There is a better way: Talent encouraged, not institutionalized
Learning from the structure of the Iowa Writer's Workshop, which believes that "writing cannot be taught but that writers can be encouraged."
We always say that we work in a creative industry. (Or, I do, at least — a self-defense mechanism?)
So if that’s true, is there something to be learned about our own work from how other creative industries function?
Louis Menand, of The New Yorker, recently reviewed “The Program Era” by Mark McGurl, a look at how creative writing is taught in universities in America. McGurl’s premise: “…given that most of the fiction that Americans write and read is processed through the higher-education system, we ought to pay some attention to the way the system affects the outcome.”
The overarching question posed by the review, however, was whether creative writing can be taught in the first place. It is taught, of course, but is that teaching fruitful? Can we really (oxymoronically?) institutionalize creativity?
As a marketer, this is the interesting corollary for me. Because we have, in effect, institutionalized our corner of the creative world as well. So shouldn’t we pay some attention to the way our system affects the outcome? Or put another way, does our form institutionalization produce truly creative work?
Even among proponents of the current system of creative writing programs (they tend to be the ones who already have a vested interest in their success) admit that the truly creative, the people who are able to truly inspire, tend to be the exception to the rule. They cannot be taught; they have “it” innately within them already.
While many are content to crow about the success of their graduates, the Iowa Writer’s Workshop, the preeminent creative writing program in the country, stakes no claim on the success of their writers — they say they encourage, rather than make, good writers. (They have always said this; this is not a new thing.) From their website:
If one can “learn” to play the violin or to paint, one can “learn” to write, though no processes of externally induced training can ensure that one will do it well. Accordingly, the fact that the Workshop can claim as alumni nationally and internationally prominent poets, novelists, and short story writers is, we believe, more the result of what they brought here than of what they gained from us. We continue to look for the most promising talent in the country, in our conviction that writing cannot be taught but that writers can be encouraged.

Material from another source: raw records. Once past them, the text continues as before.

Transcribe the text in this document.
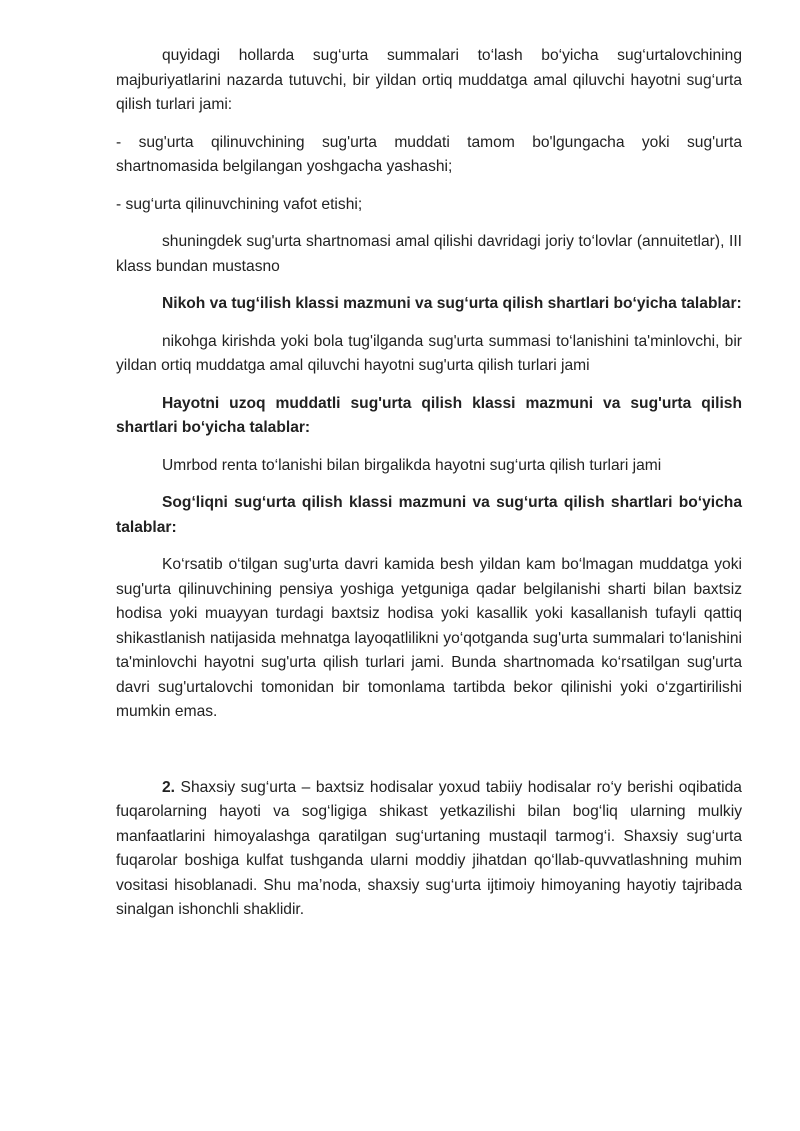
quyidagi hollarda sug‘urta summalari to‘lash bo‘yicha sug‘urtalovchining majburiyatlarini nazarda tutuvchi, bir yildan ortiq muddatga amal qiluvchi hayotni sug‘urta qilish turlari jami:

- sug'urta qilinuvchining sug'urta muddati tamom bo'lgungacha yoki sug'urta shartnomasida belgilangan yoshgacha yashashi;

- sug‘urta qilinuvchining vafot etishi;

shuningdek sug'urta shartnomasi amal qilishi davridagi joriy to‘lovlar (annuitetlar), III klass bundan mustasno

Nikoh va tug‘ilish klassi mazmuni va sug‘urta qilish shartlari bo‘yicha talablar:

nikohga kirishda yoki bola tug'ilganda sug'urta summasi to‘lanishini ta'minlovchi, bir yildan ortiq muddatga amal qiluvchi hayotni sug'urta qilish turlari jami

Hayotni uzoq muddatli sug'urta qilish klassi mazmuni va sug'urta qilish shartlari bo‘yicha talablar:

Umrbod renta to‘lanishi bilan birgalikda hayotni sug‘urta qilish turlari jami

Sog‘liqni sug‘urta qilish klassi mazmuni va sug‘urta qilish shartlari bo‘yicha talablar:

Ko‘rsatib o‘tilgan sug'urta davri kamida besh yildan kam bo‘lmagan muddatga yoki sug'urta qilinuvchining pensiya yoshiga yetguniga qadar belgilanishi sharti bilan baxtsiz hodisa yoki muayyan turdagi baxtsiz hodisa yoki kasallik yoki kasallanish tufayli qattiq shikastlanish natijasida mehnatga layoqatlilikni yo‘qotganda sug'urta summalari to‘lanishini ta'minlovchi hayotni sug'urta qilish turlari jami. Bunda shartnomada ko‘rsatilgan sug'urta davri sug'urtalovchi tomonidan bir tomonlama tartibda bekor qilinishi yoki o‘zgartirilishi mumkin emas.

2. Shaxsiy sug‘urta – baxtsiz hodisalar yoxud tabiiy hodisalar ro‘y berishi oqibatida fuqarolarning hayoti va sog‘ligiga shikast yetkazilishi bilan bog‘liq ularning mulkiy manfaatlarini himoyalashga qaratilgan sug‘urtaning mustaqil tarmog‘i. Shaxsiy sug‘urta fuqarolar boshiga kulfat tushganda ularni moddiy jihatdan qo‘llab-quvvatlashning muhim vositasi hisoblanadi. Shu ma’noda, shaxsiy sug‘urta ijtimoiy himoyaning hayotiy tajribada sinalgan ishonchli shaklidir.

I admire this point of view, and think the world of marketing can potentially take a page out of their book. Some thoughts on implications for marketing folks:
1. Talent needs disparate sources. If talent cannot be taught — if it can be discovered anywhere — then we should broaden our horizons of where we look for talent. Better talent isn’t necessarily the one who have a traditional background, but rather who have been influences by disparate sources. Faris has written about a need for “renaissance” planners and BBH has put out a call to “mash up & mutate our teams and approaches.”
2. We need an appropriate structure first. Here’s the crucial corollary to the prior point: Once we have found these people, the things that made them exceptional to begin with cannot be thrown away. Their talent needs to be encouraged. Which means that we need to create a structure in which these renaissance planners and their ideas can continue to be influenced and nurtured. We need to learn to let go more, like the Iowa Writer’s Workshop has managed to do.
I fervently believe that the second point above is actually the most important thing to get right. Get the structure right and you can start to unlock the “renaissance” in every one of us.
(I’ve written before about the idea of a business structure that makes IMC work, and that IMC really is about process, not output.)
Because we all have some modicum of talent and interestingness somewhere within us, right? I hope? So maybe it’s just about making sure the structure of our jobs helps to unlock it, rather than forcing us down the assembly line yet again.